Arena refiled the drug at the end of 2011 with new data ruling out excessive risk of valvular heart disease.

The decision on Lorcaserin comes a month after the same committee supported the use of Vivus’ rival obesity drug Qnexa (phentermine/topiramate) with its PDUFA data extended from April 17 to July 17.

Contrave (naltrexone/bupropion), another rival weight loss drug from Orexigen Therapeutics and Takeda, is currently being evaluated in a cardiovascular outcomes trial after it was rejected by the FDA over heart risks.

After the positive decision by the FDA’s advisors, Arena and its marketing partner Eisai expanded their marketing and supply agreements for the treatment to cover the US, Canada, Mexico and Brazil.

Cell Therapeutics has gained conditional authorisation from the European Commission to market its treatment for non-Hodgkin’s B-cell lymphoma.

The US biopharma company will be able to market Pixvuri (pixantrone) through a named patient programme in the EU.

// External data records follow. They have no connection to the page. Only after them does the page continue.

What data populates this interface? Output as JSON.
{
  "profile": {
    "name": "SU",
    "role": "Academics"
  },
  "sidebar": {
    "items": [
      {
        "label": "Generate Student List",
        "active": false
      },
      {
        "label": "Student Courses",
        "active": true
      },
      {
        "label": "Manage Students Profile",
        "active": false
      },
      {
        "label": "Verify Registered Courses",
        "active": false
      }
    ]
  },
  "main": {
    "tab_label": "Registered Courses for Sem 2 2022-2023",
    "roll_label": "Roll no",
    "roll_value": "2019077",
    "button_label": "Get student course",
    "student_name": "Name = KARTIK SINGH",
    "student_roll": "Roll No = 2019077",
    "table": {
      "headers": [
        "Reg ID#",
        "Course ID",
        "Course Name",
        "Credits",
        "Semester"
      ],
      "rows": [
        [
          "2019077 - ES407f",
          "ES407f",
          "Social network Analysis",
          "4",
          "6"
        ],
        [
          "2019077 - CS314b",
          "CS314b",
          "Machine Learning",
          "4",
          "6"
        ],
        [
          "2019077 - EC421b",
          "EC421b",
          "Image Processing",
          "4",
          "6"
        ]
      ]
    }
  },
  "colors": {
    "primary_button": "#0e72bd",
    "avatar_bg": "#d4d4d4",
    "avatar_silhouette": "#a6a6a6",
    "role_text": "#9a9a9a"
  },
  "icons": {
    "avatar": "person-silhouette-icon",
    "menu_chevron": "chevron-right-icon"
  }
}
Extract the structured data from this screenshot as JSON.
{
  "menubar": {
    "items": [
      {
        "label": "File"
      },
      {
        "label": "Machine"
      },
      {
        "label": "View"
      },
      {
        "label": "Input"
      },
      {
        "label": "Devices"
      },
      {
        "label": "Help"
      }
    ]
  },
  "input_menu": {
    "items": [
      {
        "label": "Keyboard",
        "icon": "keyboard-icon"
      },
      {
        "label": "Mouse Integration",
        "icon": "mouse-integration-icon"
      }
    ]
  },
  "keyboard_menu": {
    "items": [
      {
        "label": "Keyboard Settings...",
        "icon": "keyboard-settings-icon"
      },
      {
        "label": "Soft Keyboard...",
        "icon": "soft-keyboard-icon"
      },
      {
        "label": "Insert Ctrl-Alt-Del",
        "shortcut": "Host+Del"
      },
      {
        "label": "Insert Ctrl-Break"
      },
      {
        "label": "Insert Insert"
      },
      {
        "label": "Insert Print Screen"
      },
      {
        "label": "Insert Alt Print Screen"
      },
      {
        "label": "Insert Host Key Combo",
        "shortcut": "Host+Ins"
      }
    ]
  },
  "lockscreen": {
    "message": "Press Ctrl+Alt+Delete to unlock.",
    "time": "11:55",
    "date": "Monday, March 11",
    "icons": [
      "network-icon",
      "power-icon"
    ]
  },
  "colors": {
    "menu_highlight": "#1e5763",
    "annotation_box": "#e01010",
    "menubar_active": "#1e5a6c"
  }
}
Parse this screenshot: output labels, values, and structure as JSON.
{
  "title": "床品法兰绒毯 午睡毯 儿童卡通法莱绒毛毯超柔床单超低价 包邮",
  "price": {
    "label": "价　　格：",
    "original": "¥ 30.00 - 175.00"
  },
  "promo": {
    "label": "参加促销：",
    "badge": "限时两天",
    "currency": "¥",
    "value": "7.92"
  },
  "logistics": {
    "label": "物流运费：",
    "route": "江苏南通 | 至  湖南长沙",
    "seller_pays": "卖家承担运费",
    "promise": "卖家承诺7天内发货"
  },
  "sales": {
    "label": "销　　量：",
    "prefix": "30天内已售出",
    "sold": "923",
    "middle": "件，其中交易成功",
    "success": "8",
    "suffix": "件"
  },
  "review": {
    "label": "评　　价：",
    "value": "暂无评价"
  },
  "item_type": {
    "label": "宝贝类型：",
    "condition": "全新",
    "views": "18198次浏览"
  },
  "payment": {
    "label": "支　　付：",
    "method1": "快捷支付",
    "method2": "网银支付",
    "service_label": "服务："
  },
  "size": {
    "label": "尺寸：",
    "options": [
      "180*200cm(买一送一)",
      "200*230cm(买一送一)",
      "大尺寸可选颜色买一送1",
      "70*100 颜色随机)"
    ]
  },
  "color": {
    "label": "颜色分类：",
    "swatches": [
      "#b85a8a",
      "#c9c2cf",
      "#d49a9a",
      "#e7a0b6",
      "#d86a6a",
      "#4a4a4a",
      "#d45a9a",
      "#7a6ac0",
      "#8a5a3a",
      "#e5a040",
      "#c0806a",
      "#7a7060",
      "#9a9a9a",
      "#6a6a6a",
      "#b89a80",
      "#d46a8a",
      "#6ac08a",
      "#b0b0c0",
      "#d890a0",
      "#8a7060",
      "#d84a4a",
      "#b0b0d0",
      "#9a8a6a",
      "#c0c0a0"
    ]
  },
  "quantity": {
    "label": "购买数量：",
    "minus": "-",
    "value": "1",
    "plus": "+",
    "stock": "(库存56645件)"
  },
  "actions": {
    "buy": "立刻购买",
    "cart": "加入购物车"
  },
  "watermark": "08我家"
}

This type of authorisation allows a company to quickly market a drug that addresses a major unmet medical need, while waiting for full approval.

According to Cell Therapeutics, the decision follows a phase III clinical trial that showed Pixvari to offer longer progression-free survival and a higher rate of complete response than chemotherapy.

Cell Therapeutics plans to commercialise Pixvari in Europe in the second half of 2012, and will need to complete a post-marketing study to confirm the drug’s clinical efficacy.

The EC decision is a breakthrough for the product, which was rejected by the FDA in 2011 on the grounds that its benefits were unproven. The company is preparing for a second FDA committee review.

The FDA and the EMA are to review Biogen Idec’s marketing application for BG-12 (dimethyl fumarate), an oral therapeutic candidate for the treatment of multiple sclerosis (MS).

BG-12 is the only known investigational compound for the treatment of MS that has experimentally demonstrated activation of the Nrf-2 pathway.

It has demonstrated significant reductions in MS disease activity, coupled with favourable safety and tolerability in two separate Phase III clinical trials.

Last year, Biogen published data from the DEFINE and CONFIRM global clinical trials that demonstrated BG-12’s effectiveness in patients taking the treatment either twice or three times a day over a period of two years.

As a result, the FDA has now accepted Biogen’s New Drug Application and granted the company a standard review timeline. In addition, the EMA has validated a similar application for review.